Je m’inclinai et regardai dans ce trou, tellement étrange, trois centimètres à peine de diamètre et une énigme sans fond.

D’abord je ne vis rien, que ce grand vide au-delà du trou, sombre, obscur même. Mon regard s’habitua. Je commençai alors à entrevoir.

Ce fut d’abord une sorte de nuage, qui venait de très loin et qui flottait, de forme très allongée et moutonneuse, le plus souvent blanc et gris, bleu et rose par endroits.

J’aperçu un être vivant étendu sur le nuage, comme sur un matelas. J’étais tranquille, comme lui apparemment était tranquille. J’ai dû manquer de discrétion. Car j’ai vu qu’il m’avait vu. Le nuage s’est rapproché de la cavité de l’aleph. Cet être me regardait et me fixait, regard qui transperçait, qui envoyait des rayons de lumière. Des rayons de mort ou des rayons de vie ?

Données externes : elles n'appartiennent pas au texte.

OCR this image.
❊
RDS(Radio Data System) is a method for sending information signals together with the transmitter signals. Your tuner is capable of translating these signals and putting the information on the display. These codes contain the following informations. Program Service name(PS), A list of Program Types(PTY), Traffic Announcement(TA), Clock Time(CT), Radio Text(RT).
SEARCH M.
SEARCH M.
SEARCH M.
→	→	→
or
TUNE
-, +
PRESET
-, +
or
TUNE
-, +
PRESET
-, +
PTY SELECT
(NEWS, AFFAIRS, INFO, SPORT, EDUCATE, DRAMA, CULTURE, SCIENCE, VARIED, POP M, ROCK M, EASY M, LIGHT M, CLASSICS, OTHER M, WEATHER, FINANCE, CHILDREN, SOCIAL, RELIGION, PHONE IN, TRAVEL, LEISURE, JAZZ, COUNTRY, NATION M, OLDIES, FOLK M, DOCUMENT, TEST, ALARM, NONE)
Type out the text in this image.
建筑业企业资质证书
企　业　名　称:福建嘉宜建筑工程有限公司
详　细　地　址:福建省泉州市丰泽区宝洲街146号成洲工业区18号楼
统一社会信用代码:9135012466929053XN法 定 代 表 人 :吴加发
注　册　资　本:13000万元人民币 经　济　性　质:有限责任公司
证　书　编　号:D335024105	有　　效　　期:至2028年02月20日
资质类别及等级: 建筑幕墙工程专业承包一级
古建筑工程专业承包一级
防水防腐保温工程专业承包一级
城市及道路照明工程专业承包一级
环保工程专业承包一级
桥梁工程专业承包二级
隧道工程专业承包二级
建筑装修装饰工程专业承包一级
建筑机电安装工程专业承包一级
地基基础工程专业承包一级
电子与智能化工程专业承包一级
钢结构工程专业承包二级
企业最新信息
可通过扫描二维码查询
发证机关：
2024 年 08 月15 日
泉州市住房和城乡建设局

J’ai voulu fermer ce lieu sans fond avec ma main. Mais mes doigts ont été aspirés dans le vide. Ils ont été précipités à grande vitesse vers les yeux de l’être étrange, sur son nuage.

J’ai vu que c’était un petit gnome, qui toujours me fixait de son curieux regard. Mais j’ai compris que ce regard apeuré était doux et bon. Mais alors, mes doigts risquaient de lui faire mal aux yeux, peut-être les lui crever ?

Mes doigts dessinèrent alors comme un rond de doigts autour du visage du petit être insolite. Mes doigts s’étaient transformés en dix nouveaux petits gnomes qui dansaient autour des yeux du premier d’entre eux. Et ses yeux pleuraient de pluie abondante, d’orage et d’éclairs.

Et les dix petits gnomes se mettaient aussi à pleurer. Le ciel était immense et noyé par des milliers, puis des millions de larmes.

La pluie devint moins intense. Bientôt elle cessa. Le soleil m’apparut. Ils étaient bien onze petits génies à présent.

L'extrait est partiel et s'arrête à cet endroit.